For its narrow gauge operations, NC, NSU, NT and NJ diesels were purchased to replace steam locomotives inherited from the South Australian Railways in 1911.

In 1936, the company owned 105 locomotives, 2 railcars, 67 coaches, 14 brake vans and over 1000 freight wagons.

==Commissioners==
- 1917–1929 – Norris Garrett Bell
- 1929–1948 – George A. Gahan
- 1948–1960 – P. J. Hannaberry
- 1960–1975 – Keith Smith

==Demise==
Australian National Railways was established by the Whitlam Federal Government following a commitment made in the 1972 election to invite the states to hand over their railway systems to the federal government. In July 1975, Australian National Railways was formed taking over the operations of Commonwealth Railways.

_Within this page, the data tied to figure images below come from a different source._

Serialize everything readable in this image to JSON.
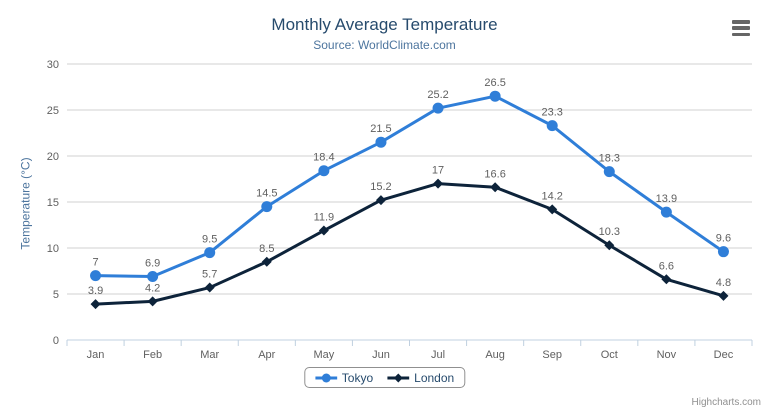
{
  "chart_data": {
    "type": "line",
    "title": "Monthly Average Temperature",
    "subtitle": "Source: WorldClimate.com",
    "categories": [
      "Jan",
      "Feb",
      "Mar",
      "Apr",
      "May",
      "Jun",
      "Jul",
      "Aug",
      "Sep",
      "Oct",
      "Nov",
      "Dec"
    ],
    "series": [
      {
        "name": "Tokyo",
        "color": "#2f7ed8",
        "marker": "circle",
        "values": [
          7,
          6.9,
          9.5,
          14.5,
          18.4,
          21.5,
          25.2,
          26.5,
          23.3,
          18.3,
          13.9,
          9.6
        ]
      },
      {
        "name": "London",
        "color": "#0d233a",
        "marker": "diamond",
        "values": [
          3.9,
          4.2,
          5.7,
          8.5,
          11.9,
          15.2,
          17,
          16.6,
          14.2,
          10.3,
          6.6,
          4.8
        ]
      }
    ],
    "xlabel": "",
    "ylabel": "Temperature (°C)",
    "ylim": [
      0,
      30
    ],
    "y_ticks": [
      0,
      5,
      10,
      15,
      20,
      25,
      30
    ],
    "grid": true,
    "data_labels": true,
    "legend_position": "bottom-center"
  },
  "toolbar": {
    "context_menu_icon": "hamburger-menu"
  },
  "credits": {
    "label": "Highcharts.com"
  },
  "colors": {
    "title_text": "#274b6d",
    "subtitle_text": "#4d759e",
    "axis_title_text": "#4d759e",
    "axis_label_text": "#606060",
    "data_label_text": "#606060",
    "legend_text": "#274b6d",
    "grid_line": "#d0d0d0",
    "axis_line": "#c0d0e0",
    "menu_icon": "#666666",
    "credits_text": "#909090",
    "background": "#ffffff"
  }
}
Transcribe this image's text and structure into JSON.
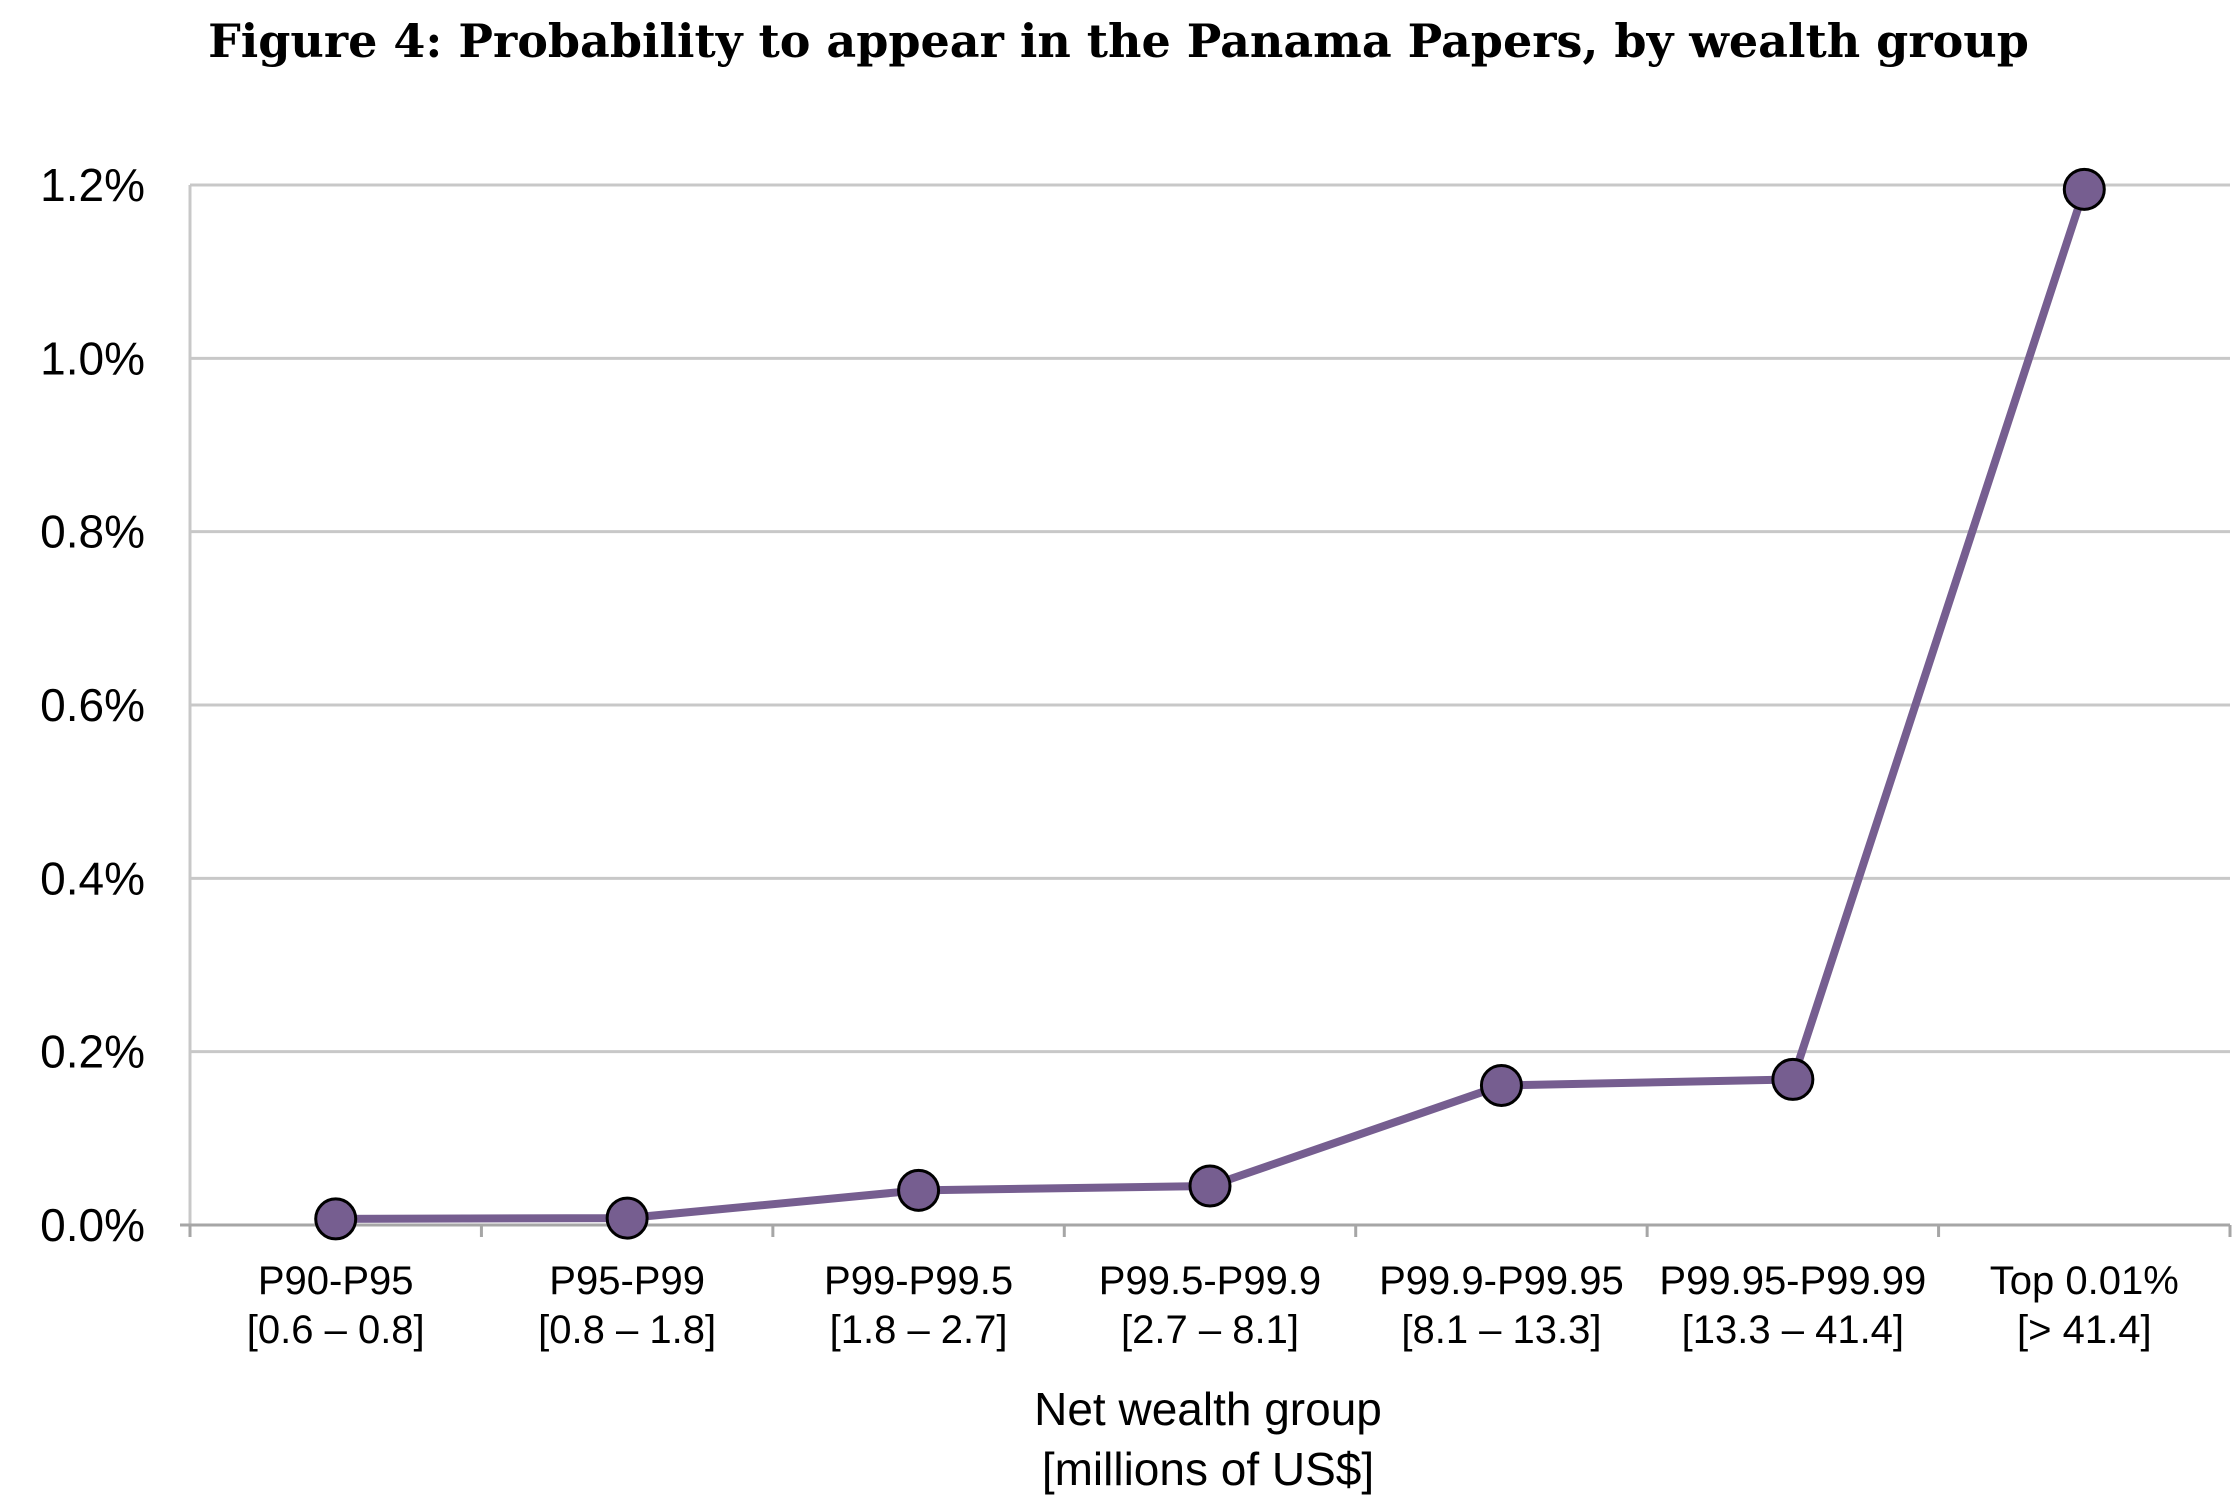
{
  "figure": {
    "title": "Figure 4: Probability to appear in the Panama Papers, by wealth group"
  },
  "colors": {
    "series": "#765e90",
    "marker_stroke": "#000000",
    "grid": "#c8c8c8",
    "axis": "#a6a6a6"
  },
  "chart_data": {
    "type": "line",
    "title": "",
    "xlabel": [
      "Net wealth group",
      "[millions of US$]"
    ],
    "ylabel": "",
    "ylim": [
      0.0,
      1.2
    ],
    "y_ticks": [
      "0.0%",
      "0.2%",
      "0.4%",
      "0.6%",
      "0.8%",
      "1.0%",
      "1.2%"
    ],
    "y_tick_values": [
      0.0,
      0.2,
      0.4,
      0.6,
      0.8,
      1.0,
      1.2
    ],
    "grid": true,
    "legend": "none",
    "categories": [
      {
        "group": "P90-P95",
        "range": "[0.6 – 0.8]"
      },
      {
        "group": "P95-P99",
        "range": "[0.8 – 1.8]"
      },
      {
        "group": "P99-P99.5",
        "range": "[1.8 – 2.7]"
      },
      {
        "group": "P99.5-P99.9",
        "range": "[2.7 – 8.1]"
      },
      {
        "group": "P99.9-P99.95",
        "range": "[8.1 – 13.3]"
      },
      {
        "group": "P99.95-P99.99",
        "range": "[13.3 – 41.4]"
      },
      {
        "group": "Top 0.01%",
        "range": "[> 41.4]"
      }
    ],
    "series": [
      {
        "values": [
          0.007,
          0.008,
          0.04,
          0.045,
          0.161,
          0.168,
          1.195
        ]
      }
    ]
  }
}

During the next two years, discussions between the state governments of South Australia and Tasmania and the federal government resulted in all South Australian Railways services (except the Adelaide metropolitan passenger network) and all Tasmanian Government Railways services transferring to Australian National Railway in March 1978, the latter being rebranded AN Tasrail.